Help with foal refusing to nurse properly.(7 Posts)
I don't own the horse but the owner has been posting on good old FB to keep a timed and dated record of what's happened without clogging her phone memory up. Owner seems to be very tired and on overdrive trying to figure out what's going on and making sure the new foal is okay.
Foal was born yesterday I think (she first posted that she had made it into the world yesterday morning at 6:45 am). Foal is rather tall. Owner mentioned that birth wasn't the easiest because foal was big but everything seems fine other than the nursing issue. Vets have been out multiple times. Foal can suck on the vets thumb but won't take a bottle. Owner decided to milk the mum into a feed scoop and see if the foal would at least take something. Foal is happy to take the milk from the scoop and there are videos of the foal sniffing around the mums teats and moving her lips around but she doesn't get much further than that. She can suck as proven by the vet who felt her do it when they had their thumb in the foals mouth. Dummy foal syndrome (?) has also been ruled out as unlikely by the vet.

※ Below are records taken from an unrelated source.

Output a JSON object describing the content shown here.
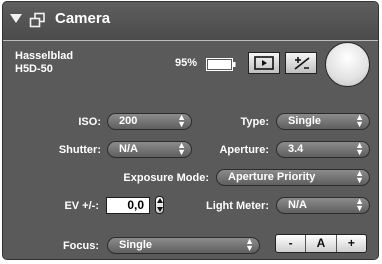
{
  "panel": {
    "title": "Camera"
  },
  "camera": {
    "model_line1": "Hasselblad",
    "model_line2": "H5D-50",
    "battery": "95%"
  },
  "fields": {
    "iso": {
      "label": "ISO:",
      "value": "200"
    },
    "type": {
      "label": "Type:",
      "value": "Single"
    },
    "shutter": {
      "label": "Shutter:",
      "value": "N/A"
    },
    "aperture": {
      "label": "Aperture:",
      "value": "3.4"
    },
    "exposure_mode": {
      "label": "Exposure Mode:",
      "value": "Aperture Priority"
    },
    "ev": {
      "label": "EV +/-:",
      "value": "0,0"
    },
    "light_meter": {
      "label": "Light Meter:",
      "value": "N/A"
    },
    "focus": {
      "label": "Focus:",
      "value": "Single"
    }
  },
  "focus_controls": {
    "minus": "-",
    "auto": "A",
    "plus": "+"
  },
  "icons": [
    "disclosure-triangle",
    "camera-window",
    "battery",
    "live-view",
    "exposure-tool",
    "shutter-release"
  ],
  "colors": {
    "panel_bg": "#5a5a5a",
    "header_bg": "#555555",
    "text": "#ffffff"
  }
}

Is there anything my tired friend can do to encourage the foal to nurse properly? She has tried a lot already but I wondered if anyone had any new ideas that maybe hadn't been thought of yet. It looks like the foal is not in a good position (height wise) and other than that is doing really well.
Please can anyone help?
Last foal we had was very tall and took forever to get standing, had problems using the milk bar and vet monitoring said to let them sort it themselves- which they did. The milk/teat area gives off a scent/hormone which attracts the foal to that area so if foal can suck (and is not poorly) and mum is making milk then all ought to click into place.
No experience myself but it might be worth you friend contacting the National Foaling Bank - www.nationalfoalingbank.com/ - for ideas.
Foal should have been stomach tubed with colostrum as a matter of urgency and continued with tube feeding every few hours until she managed to suckle herself.
Dummy foal syndrome is a spectrum disorder and the behaviour you describe is typical of a mildly affected animal.
Sorry I've been too busy to check this. The foal was fed by milking mum into a scoop for first day and then on the second day the owner fed her less and less to get foal interested in feeding herself. The vet ruled out dummy syndrome on the first day but did write the foal off as she wasn't feeding herself. The second night the owner went home and let the foal spend time alone with mum as she had shown signs of being interested in the nipple (biting/nipping it to get milk out) In the morning she returned to a starving foal so she fed her milk from her mum and seconds after that the foal suddenly began to nurse for herself... No idea how or why but a bit of tough love seemed to work. She got the hang of it in the end. She's a week old now and has started kicking everything. Her owner is sharing everything with us on facebook and we have all been following it on the edge of our seats lol
That is good to hear. Be aware though that with delayed transference the foal will be susceptible to bacterial infection and best to keep a very close eye.
Thank you Baldricks. I would mention the infection thing to her but I have a feeling her being there every day and frequent vet visits may already have this covered (I'll mention it anyway though). She's had foals and dummy foals before but I believe this is her last baby. She said "no more horses" but I'm not sure if she's just saying that because she's knackered from the day and night surveillance and worry from the foal not feeding at the beginning. This baby seems to be coming on in leaps and bounds and had already taken top spot with all the others (her mum and two shetland ponies that I'm aware of). She's definitely not small and has grown a fair amount that I can see. I'm loving the updates from her owner though. She's hilarious. She's definitely got some serious character!